Kira sözleşmesindeki kiranın yıllık ödeneceğine dair düzenleme karşısında borçlunun değişik tarihlerde kira ödemesi yapmasının ödeme tarihinin değiştirildiği anlamına gelmeyeceği- İstinaf dilekçesi ekinde sunulan ödeme dekontları ile takip konusu aylara ait kiraların ödendiğinin ve 30 günlük ödeme süresi içerisinde de takip konusu kiraların tamamının ödendiğinin ispatlanamadığı ve bu suretle temerrüdün oluştuğu- Takip konusu kira sözleşmesinde TBK 583’de düzenlenen şartların oluşmaması halinde kefiller yönünden itirazın kaldırılması isteminin adı geçen borçlular yönünden reddine, alacaklılar aleyhine takip konusu asıl alacak üzerinden %20 oranında kötüniyet tazminatına hükmedilmesine karar verilmesi gerektiği-
I. TALEP
Alacaklılar icra mahkemesine başvurularında; yıllık olarak 132.000,00 TL tutarında ödenmesi gereken kiranın sadece 20.965,20 TL’sinin ödendiğini, temerrüt nedeniyle tahliye şartlarının oluştuğunu, borçlunun pandemi nedeniyle hayatın olumsuz etkilendiğine yönelik iddiası doğru ise de, kira borcunun oluştuğunu ileri sürerek, borçluların itirazlarının kaldırılması ile en az %20 oranında tazminata hükmedilmesini ve borçlu kiracının taşınmazdan tahliyesini talep etmişlerdir.
II. CEVAP
Borçlular cevap dilekçelerinde; aylık kira bedelinin belirsiz olduğunu ve bu hususta İstanbul 15. Sulh Hukuk Mahkemesinin 2020/1857 E. sayılı dosyasında uyarlama davası açıldığından bu davanın bekletici mesele yapılması gerektiğini, kira sözleşmesinin kefillerine örnek 13 numaralı ödeme emri gönderilemeyeceğinden ve kefiller yönünden TBK’nın 583. maddesine uygun bir kefalet sözleşmesi bulunmadığından kefiller hakkında istemin reddi gerektiğini, pandeminin mücbir sebep olması nedeniyle 2020 yılı Mart, Nisan ve Mayıs aylarında taşınmazın kullanılamaması nedeniyle kira borcunun da oluşmadığını, ayrıca 7226 sayılı Kanun’un geçici 2. maddesi gereğince 01.3.2020’den 30.6.2020’ye kadar işleyecek iş yeri kira bedellerinin ödenmemesinin sözleşmenin feshi ile tahliye nedeni oluşturmayacağını ileri sürerek, itirazın kaldırılması isteminin reddini talep etmişlerdir.
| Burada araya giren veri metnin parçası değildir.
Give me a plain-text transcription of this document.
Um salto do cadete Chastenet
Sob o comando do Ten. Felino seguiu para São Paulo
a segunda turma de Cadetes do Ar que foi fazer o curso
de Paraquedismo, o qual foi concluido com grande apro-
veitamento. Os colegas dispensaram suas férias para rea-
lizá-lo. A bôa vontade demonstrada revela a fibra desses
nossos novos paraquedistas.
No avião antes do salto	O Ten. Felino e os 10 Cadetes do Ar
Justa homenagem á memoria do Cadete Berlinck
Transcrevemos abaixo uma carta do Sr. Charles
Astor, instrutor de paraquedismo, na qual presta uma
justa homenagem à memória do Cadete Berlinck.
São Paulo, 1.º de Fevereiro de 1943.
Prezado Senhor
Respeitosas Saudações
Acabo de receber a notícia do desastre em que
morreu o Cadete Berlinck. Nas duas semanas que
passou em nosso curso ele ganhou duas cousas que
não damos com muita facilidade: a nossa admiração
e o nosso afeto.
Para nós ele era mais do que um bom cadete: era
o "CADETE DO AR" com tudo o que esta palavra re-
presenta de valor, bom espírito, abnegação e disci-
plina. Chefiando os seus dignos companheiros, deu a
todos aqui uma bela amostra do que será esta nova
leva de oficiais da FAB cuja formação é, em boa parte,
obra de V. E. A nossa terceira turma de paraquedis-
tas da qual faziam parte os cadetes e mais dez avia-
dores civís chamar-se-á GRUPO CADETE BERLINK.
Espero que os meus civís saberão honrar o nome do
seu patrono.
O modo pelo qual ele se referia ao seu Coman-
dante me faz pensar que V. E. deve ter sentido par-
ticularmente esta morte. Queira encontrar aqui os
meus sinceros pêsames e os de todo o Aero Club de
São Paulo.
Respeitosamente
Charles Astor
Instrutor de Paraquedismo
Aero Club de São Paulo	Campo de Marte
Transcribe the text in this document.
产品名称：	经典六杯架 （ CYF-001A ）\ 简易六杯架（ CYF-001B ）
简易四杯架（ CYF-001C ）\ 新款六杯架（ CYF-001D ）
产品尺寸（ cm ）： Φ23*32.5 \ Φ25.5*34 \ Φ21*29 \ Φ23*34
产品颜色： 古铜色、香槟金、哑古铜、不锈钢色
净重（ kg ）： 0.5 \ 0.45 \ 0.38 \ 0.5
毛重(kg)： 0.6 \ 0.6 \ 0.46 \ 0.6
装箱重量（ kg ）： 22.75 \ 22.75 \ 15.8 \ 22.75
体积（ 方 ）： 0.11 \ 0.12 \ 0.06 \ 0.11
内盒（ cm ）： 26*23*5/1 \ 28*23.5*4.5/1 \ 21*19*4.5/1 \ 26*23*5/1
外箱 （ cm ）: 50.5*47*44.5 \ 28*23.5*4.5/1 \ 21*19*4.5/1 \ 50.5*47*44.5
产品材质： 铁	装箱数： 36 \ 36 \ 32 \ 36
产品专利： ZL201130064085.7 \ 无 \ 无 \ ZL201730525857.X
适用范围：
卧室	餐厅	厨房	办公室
III. İLK DERECE MAHKEMESİ KARARI
İlk Derece Mahkemesinin yukarıda tarih ve sayısı yazılı kararı ile; kefalet, mücbir sebep ve hukuki ayıp iddialarının dar yetkili icra mahkemesinde değerlendirilemeyeceği belirtilerek, borçlular K. … Ltd.Şti. ile E. B. yönünden itirazın kaldırılmasına, adı geçenler yönünden takibin devamına ve takip miktarı üzerinden belirlenen 22.332,44 TL icra inkar tazminatına hükmedilmesine, borçlu L. … Ltd.Şti.’nin takip konusu taşınmazdan tahliyesine karar verilmiştir.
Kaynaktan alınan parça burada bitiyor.